Interacting with animals offers people of all ages a variety of physical, mental, and emotional benefits. This is especially true for seniors, particularly if they’re suffering from an illness or injury. Some communities allow residents to bring their own pets, and most offer some kind of visitation therapy. Let’s take a closer look at the benefits of animal-assisted therapy for seniors and how you can add it to your community.
What is Animal-Assisted Therapy?
There are two main types of animal-assisted therapy: ownership therapy and visitation therapy.
Ownership therapy is when a senior owns their own pet and keeps it in their room or apartment. This therapy is intended for active seniors who can exercise their pet, feed and water it, keep it groomed, and arrange for vet visits or in-home vet care.
Visitation therapy is when a senior living community or a third party brings in specially-trained assistance animals to interact with residents. These animals can range from dogs and cats to miniature horses.
Benefits of Pet Therapy for Seniors
Let’s take a closer look at the many benefits of animal-assisted therapy for seniors. We’ve broken these benefits down into three categories: physical, mental, and emotional.
Interacting with animals offers seniors the following physical benefits:
- Improved mobility
- Lower blood pressure and cholesterol
- Lower chance of heart attack and stroke
- Fewer doctor visits and taking less medication
- Increased appetite
- Faster recovery from illnesses
There are also a number of mental benefits for seniors who interact with animals, like:
- Increased mental stimulation
- Improved social skills
- Enhanced sense of meaning and purpose
- Memory stimulation
The benefits of emotional support animals in assisted living include the following:
- Increased self-esteem and confidence
- Lower chance of depression, anxiety, and loneliness
- Improved compassion and caring
- Better ability to cope with stress
Animal-Assisted Therapy for People with Dementia
Animal-assisted therapy is especially effective for seniors with Alzheimer’s and dementia. Animals have loving dispositions that can help calm the agitation, confusion, and aggression that often accompany Alzheimer’s.
Interacting with animals can also provide memory stimulation for seniors with Alzheimer’s. They might be reminded of a family pet, helping them connect with their past. Petting an animal or hearing the sounds it makes also provides sensory stimulation that can put seniors in touch with their surroundings.
Types of Animals Used in Animal-Assisted Therapy
There are a wide range of animals that can be used for animal-assisted therapy.
When it comes to ownership therapy, dogs are a popular choice for seniors with high mobility. In some cases, a senior may own a service dog that helps them with their activities of daily life. If you allow residents to keep pets, encourage them to adopt older dogs, who are typically calm and easy to take care of. Dogs are also a popular choice for visitation therapy due to their cheerful and friendly dispositions.
Cats are very low-maintenance, making them ideal ownership therapy animals for seniors. Cats don’t require exercise, and the only mobility required is the ability to clean a litter box. Advise residents to select an adult, litter-trained cat from a local rescue center.

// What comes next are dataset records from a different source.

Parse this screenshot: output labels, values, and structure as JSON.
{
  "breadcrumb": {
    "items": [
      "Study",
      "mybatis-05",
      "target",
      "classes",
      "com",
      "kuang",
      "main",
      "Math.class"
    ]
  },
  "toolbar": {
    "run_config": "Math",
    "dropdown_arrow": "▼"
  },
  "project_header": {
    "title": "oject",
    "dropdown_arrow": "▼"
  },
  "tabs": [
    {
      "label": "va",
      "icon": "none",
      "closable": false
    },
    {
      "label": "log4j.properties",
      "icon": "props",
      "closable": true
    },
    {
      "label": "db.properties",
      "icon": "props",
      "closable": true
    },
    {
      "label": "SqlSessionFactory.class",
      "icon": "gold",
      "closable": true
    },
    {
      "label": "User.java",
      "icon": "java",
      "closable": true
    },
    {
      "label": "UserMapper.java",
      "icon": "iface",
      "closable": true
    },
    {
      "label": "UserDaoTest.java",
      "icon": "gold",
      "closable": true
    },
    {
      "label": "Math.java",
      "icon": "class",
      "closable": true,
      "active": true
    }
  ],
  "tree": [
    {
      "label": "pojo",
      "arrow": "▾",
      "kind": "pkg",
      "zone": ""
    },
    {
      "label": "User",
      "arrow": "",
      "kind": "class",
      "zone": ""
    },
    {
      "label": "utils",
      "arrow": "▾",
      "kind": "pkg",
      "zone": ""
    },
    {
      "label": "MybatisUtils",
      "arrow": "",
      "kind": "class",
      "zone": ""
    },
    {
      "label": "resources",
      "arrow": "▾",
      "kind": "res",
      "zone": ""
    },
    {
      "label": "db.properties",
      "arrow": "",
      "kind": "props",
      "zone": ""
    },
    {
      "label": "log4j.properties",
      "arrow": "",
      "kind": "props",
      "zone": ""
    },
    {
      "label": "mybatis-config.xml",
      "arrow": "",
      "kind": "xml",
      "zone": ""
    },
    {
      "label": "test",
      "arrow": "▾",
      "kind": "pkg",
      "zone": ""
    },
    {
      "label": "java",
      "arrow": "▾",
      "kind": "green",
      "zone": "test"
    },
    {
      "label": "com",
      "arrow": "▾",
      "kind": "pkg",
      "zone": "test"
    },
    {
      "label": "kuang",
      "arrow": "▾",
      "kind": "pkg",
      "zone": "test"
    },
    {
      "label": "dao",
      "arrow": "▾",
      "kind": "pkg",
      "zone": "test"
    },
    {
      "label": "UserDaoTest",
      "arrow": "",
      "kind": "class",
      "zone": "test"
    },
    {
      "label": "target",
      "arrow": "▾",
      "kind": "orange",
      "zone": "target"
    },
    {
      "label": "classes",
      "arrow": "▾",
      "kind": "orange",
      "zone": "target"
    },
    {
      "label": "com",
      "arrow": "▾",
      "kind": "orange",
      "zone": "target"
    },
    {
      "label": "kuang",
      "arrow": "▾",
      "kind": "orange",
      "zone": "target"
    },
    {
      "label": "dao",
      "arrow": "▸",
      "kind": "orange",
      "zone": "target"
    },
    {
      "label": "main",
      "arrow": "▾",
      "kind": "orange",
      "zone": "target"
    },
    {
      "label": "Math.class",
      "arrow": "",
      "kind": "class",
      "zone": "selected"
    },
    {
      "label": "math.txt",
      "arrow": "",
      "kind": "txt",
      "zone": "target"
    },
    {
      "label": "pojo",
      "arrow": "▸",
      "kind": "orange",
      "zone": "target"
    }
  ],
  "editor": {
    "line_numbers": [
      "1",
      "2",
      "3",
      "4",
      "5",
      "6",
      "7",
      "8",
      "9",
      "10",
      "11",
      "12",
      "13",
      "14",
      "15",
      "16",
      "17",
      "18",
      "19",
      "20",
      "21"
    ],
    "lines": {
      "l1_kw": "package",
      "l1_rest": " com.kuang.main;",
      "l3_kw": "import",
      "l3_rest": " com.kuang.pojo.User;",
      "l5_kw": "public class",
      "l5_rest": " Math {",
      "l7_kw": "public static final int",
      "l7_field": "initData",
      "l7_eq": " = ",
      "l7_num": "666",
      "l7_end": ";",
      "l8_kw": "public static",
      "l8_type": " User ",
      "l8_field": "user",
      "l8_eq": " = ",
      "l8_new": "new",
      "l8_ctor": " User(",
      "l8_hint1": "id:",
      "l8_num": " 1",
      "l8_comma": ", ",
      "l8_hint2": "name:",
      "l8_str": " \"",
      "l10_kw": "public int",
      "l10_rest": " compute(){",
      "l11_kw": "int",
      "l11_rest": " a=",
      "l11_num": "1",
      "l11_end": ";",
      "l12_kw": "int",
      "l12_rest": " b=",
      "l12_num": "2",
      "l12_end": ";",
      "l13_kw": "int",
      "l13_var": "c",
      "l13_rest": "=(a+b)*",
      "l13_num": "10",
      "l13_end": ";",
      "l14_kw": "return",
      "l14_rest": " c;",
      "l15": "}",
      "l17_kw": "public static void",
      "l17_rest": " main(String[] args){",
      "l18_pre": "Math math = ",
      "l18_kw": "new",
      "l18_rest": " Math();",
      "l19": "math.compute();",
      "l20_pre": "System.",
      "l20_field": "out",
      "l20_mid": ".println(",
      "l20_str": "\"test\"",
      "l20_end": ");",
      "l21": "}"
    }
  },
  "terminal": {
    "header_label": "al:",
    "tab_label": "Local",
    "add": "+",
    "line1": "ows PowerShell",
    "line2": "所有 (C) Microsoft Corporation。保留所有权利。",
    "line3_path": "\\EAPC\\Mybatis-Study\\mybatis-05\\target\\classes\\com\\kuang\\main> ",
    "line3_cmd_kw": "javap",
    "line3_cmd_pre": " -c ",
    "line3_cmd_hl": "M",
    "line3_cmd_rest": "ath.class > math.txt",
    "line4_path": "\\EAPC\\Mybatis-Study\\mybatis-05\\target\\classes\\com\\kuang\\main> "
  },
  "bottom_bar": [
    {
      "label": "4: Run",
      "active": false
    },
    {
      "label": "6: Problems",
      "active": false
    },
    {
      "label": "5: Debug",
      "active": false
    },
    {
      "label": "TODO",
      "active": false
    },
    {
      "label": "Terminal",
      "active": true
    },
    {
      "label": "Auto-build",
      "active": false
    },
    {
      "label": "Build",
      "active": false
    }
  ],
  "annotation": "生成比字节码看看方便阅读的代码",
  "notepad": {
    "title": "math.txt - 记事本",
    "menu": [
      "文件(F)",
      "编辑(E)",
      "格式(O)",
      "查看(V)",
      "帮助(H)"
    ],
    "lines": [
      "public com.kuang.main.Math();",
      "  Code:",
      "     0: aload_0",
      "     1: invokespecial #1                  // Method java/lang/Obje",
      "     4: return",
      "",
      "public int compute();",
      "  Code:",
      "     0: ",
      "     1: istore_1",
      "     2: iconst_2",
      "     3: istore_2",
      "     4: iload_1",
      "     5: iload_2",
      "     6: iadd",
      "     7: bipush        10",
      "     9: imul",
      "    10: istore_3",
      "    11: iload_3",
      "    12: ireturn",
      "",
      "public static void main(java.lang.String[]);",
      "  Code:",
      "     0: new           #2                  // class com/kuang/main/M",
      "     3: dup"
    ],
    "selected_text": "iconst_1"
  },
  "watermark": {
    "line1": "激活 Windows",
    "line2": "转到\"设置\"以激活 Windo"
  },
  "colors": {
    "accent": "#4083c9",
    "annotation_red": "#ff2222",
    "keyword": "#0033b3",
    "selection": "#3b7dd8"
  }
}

If your residents are looking for other low-maintenance pets, you can suggest the following:
- Fish (e.g. goldfish or Betta fish)
- Birds (e.g. cockatiels or parakeets)
- Guinea pigs
How Your Community Can Support Animal-Assisted Therapy
Now that you know about the benefits of pet therapy for seniors, you may be wondering how to implement it at your community. Here are a few tips to get you started:
- Make sure every animal at your facility (whether resident-owned or visiting) has undergone obedience training. This includes training around wheelchairs, walkers, and canes.
- Any staff members who work with assistance animals should also undergo comprehensive training to ensure resident safety and compliance with local and federal laws.
- Work closely with residents who are pursuing ownership or visitation therapy. Help them make an informed decision about which type of therapy and which animal is right for them.
- Consider hiring a pet care coordinator who’s responsible for ensuring resident-owned pets are taken care of. This can include taking pets to the vet, ensuring they’re up-to-date on vaccines, and helping with grooming, feeding, and watering.